The 251 spaces in D.C. reflected a 4 percent decrease from the second quarter. Overall, 13 markets saw a decrease in space this quarter, with Raleigh-Durham, N.C., and Phoenix both seeing large increases, at 13 and 11 percent, respectively. Manhattan experienced the largest drop with 11 percent fewer spaces, shrinking from 305 to 270 in Q2. 

Miami, which came in 10th with 137 spaces, remained essentially unchanged.

Most of the declines can be attributed to WeWork’s 17 percent decrease in spaces in the top 25 markets. 

“The WeWork reorg is causing some short-term contraction in the overall shared space square-footage number, but demand is strong enough that the total number of national locations is up,” Peter Kolaczynski, a director at CommercialEdge, said in a prepared statement. “We expect some volatility in total square footage to continue as those locations find their next use.”

According to the report, coworking subscriptions for virtual office median prices in the District came in at $80, much lower than the national median of $143, while open workspaces decreased from $225 to $200, and dedicated desks fell to $379 from $399 in Q2. The national numbers stayed relatively the same. 
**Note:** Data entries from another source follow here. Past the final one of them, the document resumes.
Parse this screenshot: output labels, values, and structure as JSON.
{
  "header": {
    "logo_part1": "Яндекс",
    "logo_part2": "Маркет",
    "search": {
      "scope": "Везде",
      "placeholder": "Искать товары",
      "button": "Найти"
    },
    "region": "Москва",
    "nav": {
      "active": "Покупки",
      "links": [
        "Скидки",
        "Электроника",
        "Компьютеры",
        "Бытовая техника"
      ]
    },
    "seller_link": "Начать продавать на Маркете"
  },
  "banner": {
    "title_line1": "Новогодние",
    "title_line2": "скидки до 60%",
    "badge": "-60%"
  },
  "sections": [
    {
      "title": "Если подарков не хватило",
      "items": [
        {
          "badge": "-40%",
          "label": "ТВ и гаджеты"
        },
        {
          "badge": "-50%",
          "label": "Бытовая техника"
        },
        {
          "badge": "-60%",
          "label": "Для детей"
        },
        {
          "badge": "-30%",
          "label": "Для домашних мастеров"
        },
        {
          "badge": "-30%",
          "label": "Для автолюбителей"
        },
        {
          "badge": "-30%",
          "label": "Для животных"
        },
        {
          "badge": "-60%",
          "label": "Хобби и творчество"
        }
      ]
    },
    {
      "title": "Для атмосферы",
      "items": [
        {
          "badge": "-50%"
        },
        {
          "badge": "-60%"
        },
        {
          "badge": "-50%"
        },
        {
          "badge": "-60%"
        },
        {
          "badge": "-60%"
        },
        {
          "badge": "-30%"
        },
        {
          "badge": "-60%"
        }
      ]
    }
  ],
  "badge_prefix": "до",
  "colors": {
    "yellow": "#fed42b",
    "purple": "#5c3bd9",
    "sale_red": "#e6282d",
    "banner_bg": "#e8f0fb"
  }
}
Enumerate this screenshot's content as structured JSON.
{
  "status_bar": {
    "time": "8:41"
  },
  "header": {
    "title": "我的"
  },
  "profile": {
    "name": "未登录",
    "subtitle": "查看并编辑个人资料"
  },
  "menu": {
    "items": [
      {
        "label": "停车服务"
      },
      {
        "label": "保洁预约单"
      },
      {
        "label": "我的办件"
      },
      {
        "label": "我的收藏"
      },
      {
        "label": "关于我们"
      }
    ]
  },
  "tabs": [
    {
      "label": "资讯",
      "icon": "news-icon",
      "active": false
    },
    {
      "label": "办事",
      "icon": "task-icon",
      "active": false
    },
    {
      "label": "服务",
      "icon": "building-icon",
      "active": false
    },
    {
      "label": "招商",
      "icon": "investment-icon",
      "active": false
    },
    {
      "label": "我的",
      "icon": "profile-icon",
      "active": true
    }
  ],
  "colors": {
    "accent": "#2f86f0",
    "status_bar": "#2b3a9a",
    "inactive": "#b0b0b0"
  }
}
Additionally, D.C. ranked third in the U.S., in total square footage of coworking space available, with 6.18 million square feet, which was an 8 percent decrease from Q2, and had an average of 24,652 square feet per space available, down 4 percent from Q2. Again, in terms of square footage, Manhattan and Los Angeles were the top two cities, with 12.8 million and 6.5 million, respectively.